Drug Store News: How have you implemented New Ways of Working Together at your companies?
Mindy Thompson-Sherwood: The way that we’ve approached it is to start with strategic alignment at the top in terms of what the areas are that just make the most sense for Procter & Gamble and Kroger to be working on together, both looking at traditional and nontraditional areas of work that a consumer packaged goods company and a retailer might have. A traditional area would be something like merchandising. A nontraditional area might be something like the Network of Executive Women, for example, [which works] on inclusion and retention of women [in the retail and consumer products industry through education, leadership and business development].
From there we aligned on common business goals. We always say we’re looking for a triple win—it needs to be a win for Kroger, a win for Procter & Gamble and a win for the shopper.
Jeff Bornino: I would echo Mindy’s comments. The focus on the customer drives everything that we do, and because both organizations believe in that fundamental principle, it made the collaboration sessions much more meaningful.
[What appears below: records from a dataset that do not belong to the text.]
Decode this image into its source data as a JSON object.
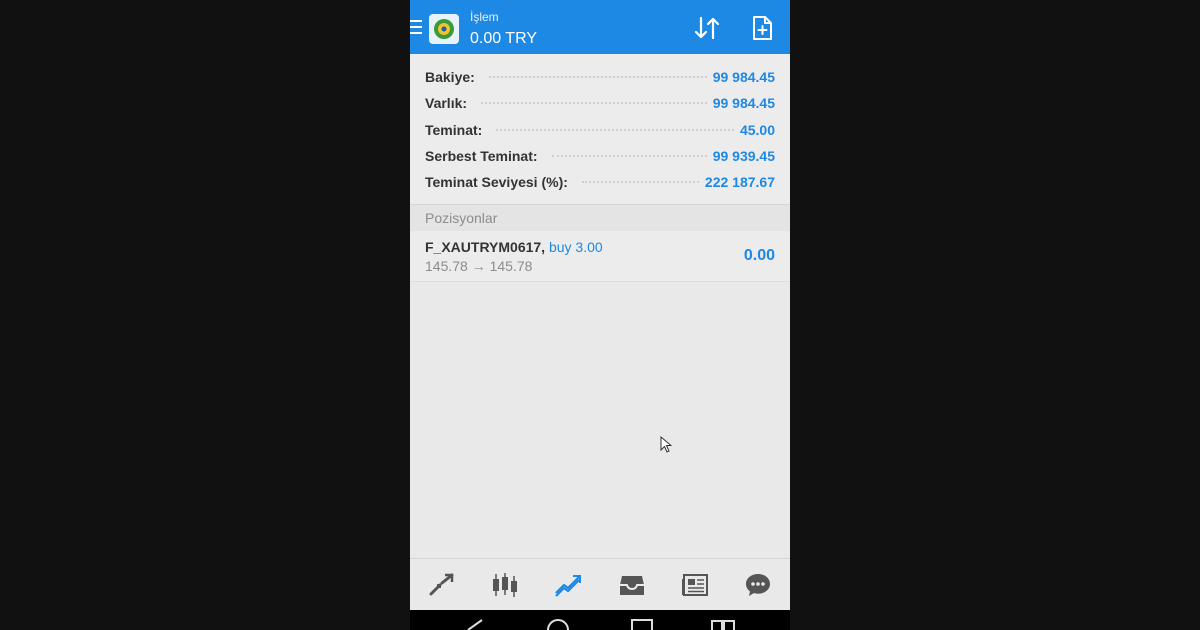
{
  "header": {
    "subtitle": "İşlem",
    "balance_title": "0.00 TRY"
  },
  "account": {
    "rows": [
      {
        "label": "Bakiye:",
        "value": "99 984.45"
      },
      {
        "label": "Varlık:",
        "value": "99 984.45"
      },
      {
        "label": "Teminat:",
        "value": "45.00"
      },
      {
        "label": "Serbest Teminat:",
        "value": "99 939.45"
      },
      {
        "label": "Teminat Seviyesi (%):",
        "value": "222 187.67"
      }
    ]
  },
  "positions": {
    "header": "Pozisyonlar",
    "items": [
      {
        "symbol": "F_XAUTRYM0617,",
        "type": "buy 3.00",
        "prices": "145.78 → 145.78",
        "profit": "0.00"
      }
    ]
  },
  "bottom_nav": {
    "items": [
      {
        "icon": "quotes-icon"
      },
      {
        "icon": "chart-icon"
      },
      {
        "icon": "trade-icon",
        "active": true
      },
      {
        "icon": "history-icon"
      },
      {
        "icon": "news-icon"
      },
      {
        "icon": "chat-icon"
      }
    ]
  },
  "colors": {
    "accent": "#1e88e5",
    "background": "#e9e9e9",
    "label": "#333333",
    "muted": "#8c8c8c"
  }
}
Any New Ways of Working Together relationship should really begin with a focus on the customer and incorporate cross-functional collaboration.
Thompson-Sherwood: Once we were aligned in the areas in which we wanted to work together, we then set joint targets and goals. That piece is important. … One of the very best examples of us working together that fits under the New Ways of Working Together umbrella was … to take costs out of the supply chain and to then reinvest [those savings] back into the shopper. So, we put together multifunctional teams and started an initiative to get the right product to the right store at the right time. That project has delivered savings, which we have invested back into the shopper.
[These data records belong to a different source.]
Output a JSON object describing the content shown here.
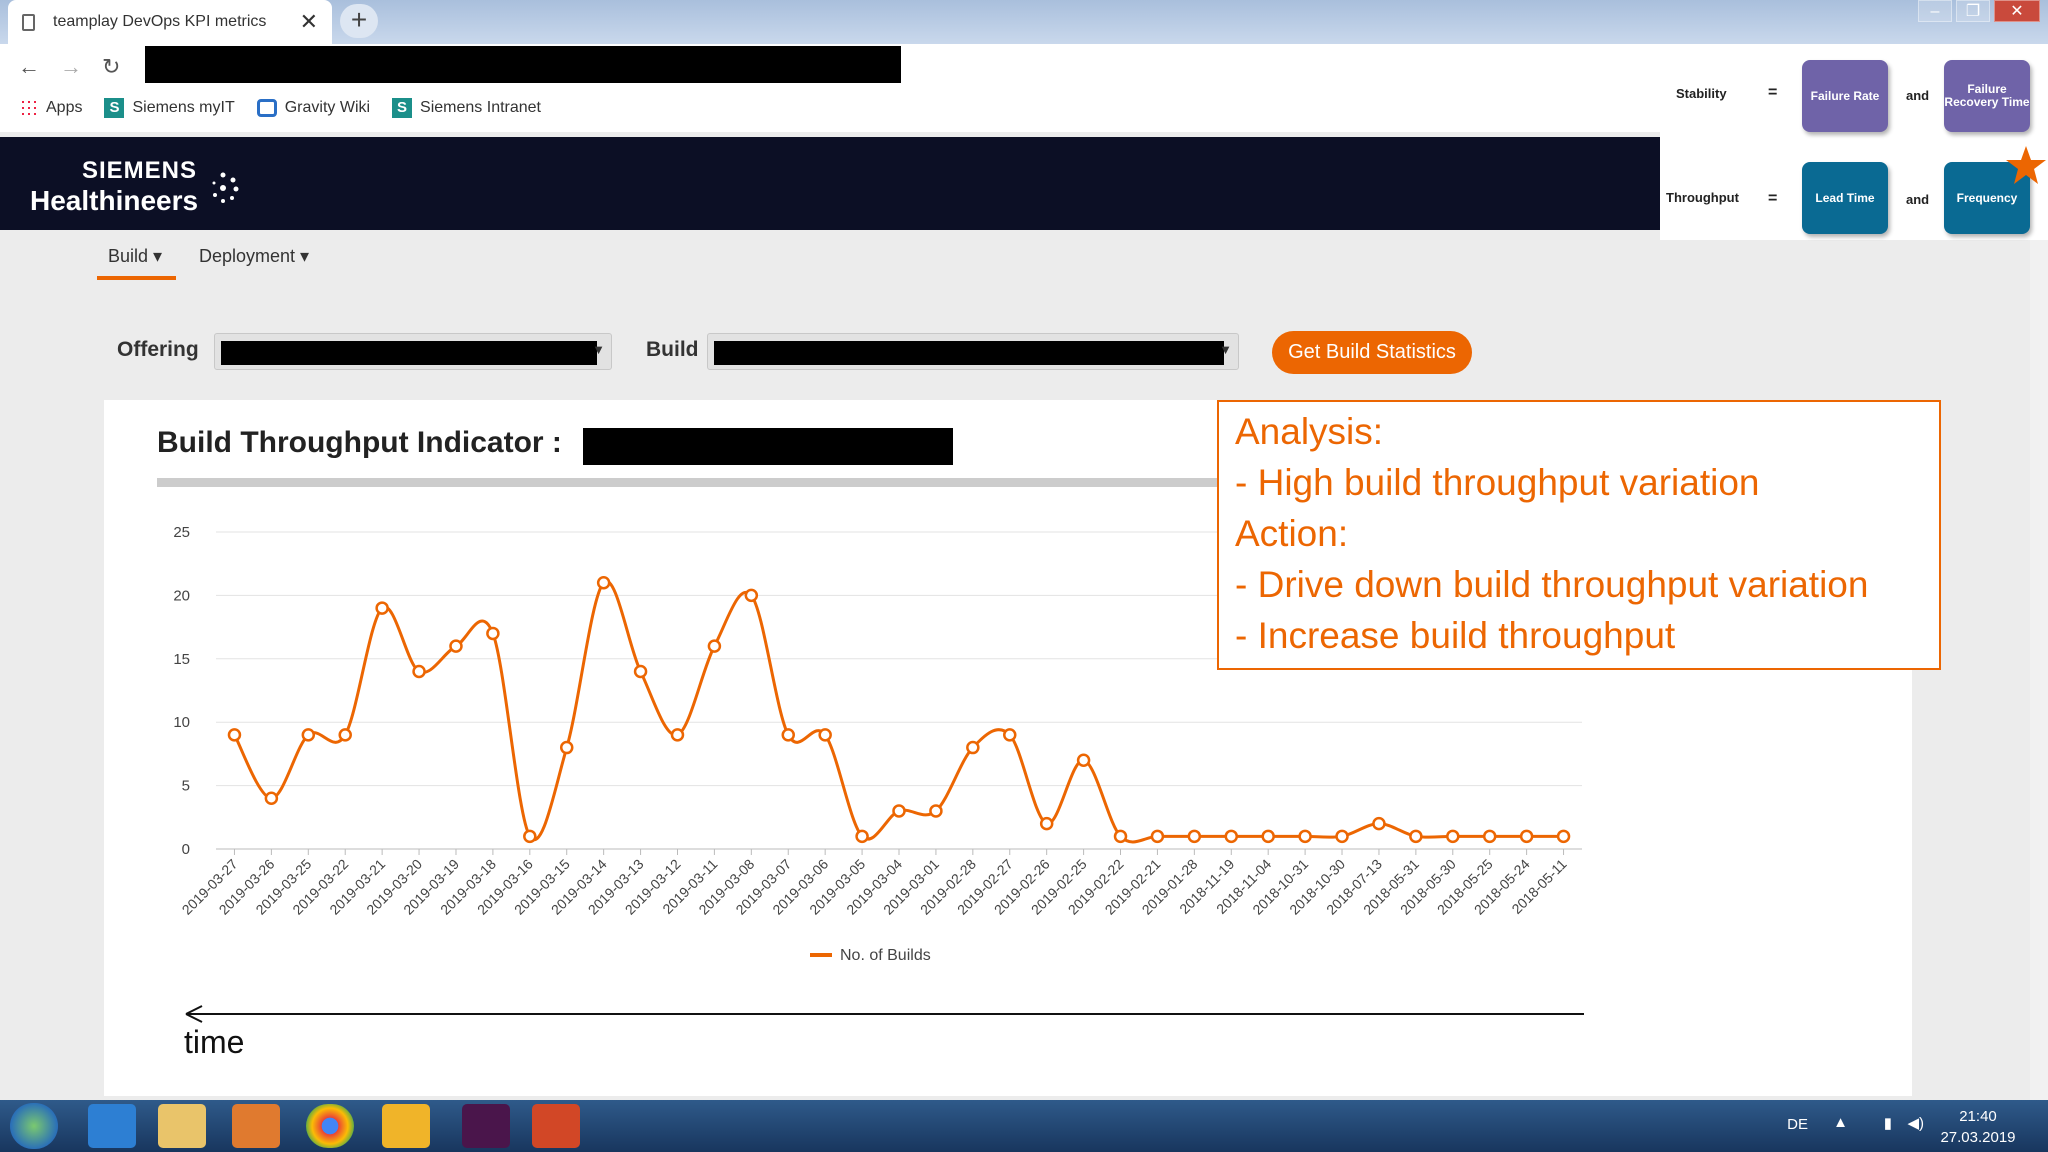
{
  "browser": {
    "tab_title": "teamplay DevOps KPI metrics",
    "bookmarks": [
      "Apps",
      "Siemens myIT",
      "Gravity Wiki",
      "Siemens Intranet"
    ]
  },
  "header": {
    "logo_line1": "SIEMENS",
    "logo_line2": "Healthineers"
  },
  "kpi": {
    "stability_label": "Stability",
    "throughput_label": "Throughput",
    "eq": "=",
    "and": "and",
    "failure_rate": "Failure Rate",
    "failure_recovery": "Failure Recovery Time",
    "lead_time": "Lead Time",
    "frequency": "Frequency"
  },
  "nav": {
    "build": "Build ▾",
    "deployment": "Deployment ▾"
  },
  "filters": {
    "offering_label": "Offering",
    "build_label": "Build",
    "button": "Get Build Statistics"
  },
  "chart_title": "Build Throughput Indicator :",
  "analysis": [
    "Analysis:",
    "- High build throughput variation",
    "Action:",
    "- Drive down build throughput variation",
    "- Increase build throughput"
  ],
  "time_label": "time",
  "taskbar": {
    "lang": "DE",
    "time": "21:40",
    "date": "27.03.2019"
  },
  "colors": {
    "accent": "#ec6602",
    "header_bg": "#0c0f25"
  },
  "chart_data": {
    "type": "line",
    "x": [
      "2019-03-27",
      "2019-03-26",
      "2019-03-25",
      "2019-03-22",
      "2019-03-21",
      "2019-03-20",
      "2019-03-19",
      "2019-03-18",
      "2019-03-16",
      "2019-03-15",
      "2019-03-14",
      "2019-03-13",
      "2019-03-12",
      "2019-03-11",
      "2019-03-08",
      "2019-03-07",
      "2019-03-06",
      "2019-03-05",
      "2019-03-04",
      "2019-03-01",
      "2019-02-28",
      "2019-02-27",
      "2019-02-26",
      "2019-02-25",
      "2019-02-22",
      "2019-02-21",
      "2019-01-28",
      "2018-11-19",
      "2018-11-04",
      "2018-10-31",
      "2018-10-30",
      "2018-07-13",
      "2018-05-31",
      "2018-05-30",
      "2018-05-25",
      "2018-05-24",
      "2018-05-11"
    ],
    "series": [
      {
        "name": "No. of Builds",
        "values": [
          9,
          4,
          9,
          9,
          19,
          14,
          16,
          17,
          1,
          8,
          21,
          14,
          9,
          16,
          20,
          9,
          9,
          1,
          3,
          3,
          8,
          9,
          2,
          7,
          1,
          1,
          1,
          1,
          1,
          1,
          1,
          2,
          1,
          1,
          1,
          1,
          1
        ]
      }
    ],
    "y_ticks": [
      0,
      5,
      10,
      15,
      20,
      25
    ],
    "ylim": [
      0,
      25
    ],
    "grid": true,
    "legend": "bottom"
  }
}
DrSN: What exactly does “right-store/right-time” mean?
Bornino: It’s ensuring that when our shoppers come into the store, the product that they expect to be there is there. We obviously don’t want to carry too much inventory, but we absolutely do not want to disappoint a shopper with an out-of-stock situation. So much of our effort was designed to get that mix of products right, so that we were delivering exactly what the customer wanted in the quantity that they wanted.… There’s obviously a component there of how much inventory you hold, as well, so it’s finding the right balance without ever compromising the shopping experience for the consumer.
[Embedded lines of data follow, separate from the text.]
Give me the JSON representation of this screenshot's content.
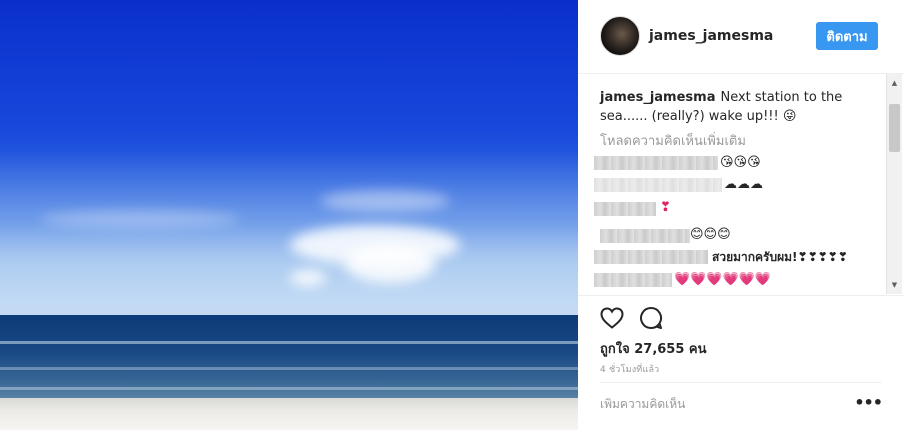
{
  "post": {
    "username": "james_jamesma",
    "follow_label": "ติดตาม",
    "caption_user": "james_jamesma",
    "caption_text": "Next station to the sea...... (really?) wake up!!! 😜",
    "load_more": "โหลดความคิดเห็นเพิ่มเติม",
    "comments": [
      {
        "text": "😘😘😘"
      },
      {
        "text": "☁☁☁"
      },
      {
        "text": "❣"
      },
      {
        "text": "😊😊😊"
      },
      {
        "text": "สวยมากครับผม!❣❣❣❣❣"
      },
      {
        "text": "💗💗💗💗💗💗"
      }
    ],
    "likes": "ถูกใจ 27,655 คน",
    "time": "4 ชั่วโมงที่แล้ว",
    "comment_placeholder": "เพิ่มความคิดเห็น",
    "more_label": "•••",
    "scroll_up": "▲",
    "scroll_down": "▼"
  },
  "icons": {
    "like": "heart-icon",
    "comment": "comment-bubble-icon"
  },
  "colors": {
    "follow_button": "#3897f0",
    "muted_text": "#999999",
    "text": "#262626"
  }
}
Thompson-Sherwood: If you look at any of the past initiatives that we’ve worked on with Kroger, we’ve always done the projects in silos.… In the business that we’re in, the high-low business, it’s more difficult to do what we set out to do than in the business of everyday-low-price. To get the right amount of product in and not load the inventory when you are high-low is pretty difficult to do, which is why this is such a breakthrough on this business.
DrSN: Is it difficult aligning those goals and targets across diverse functions through both companies?
Thompson-Sherwood: The important step that happened before we ever got together was a strategic alignment of the top executives at both companies that building a backyard partnership just makes great sense. You’ve got two $70-billion companies just four blocks away from each other; where you have “consumer is boss” as the strategy from P&G, and “customer first” at Kroger. Those strategies are so commonly aligned, that it just made good sense for us to figure out where we could go after common areas and push it further, faster. We were very public from both sides of the company that forming this backyard partnership was a big idea.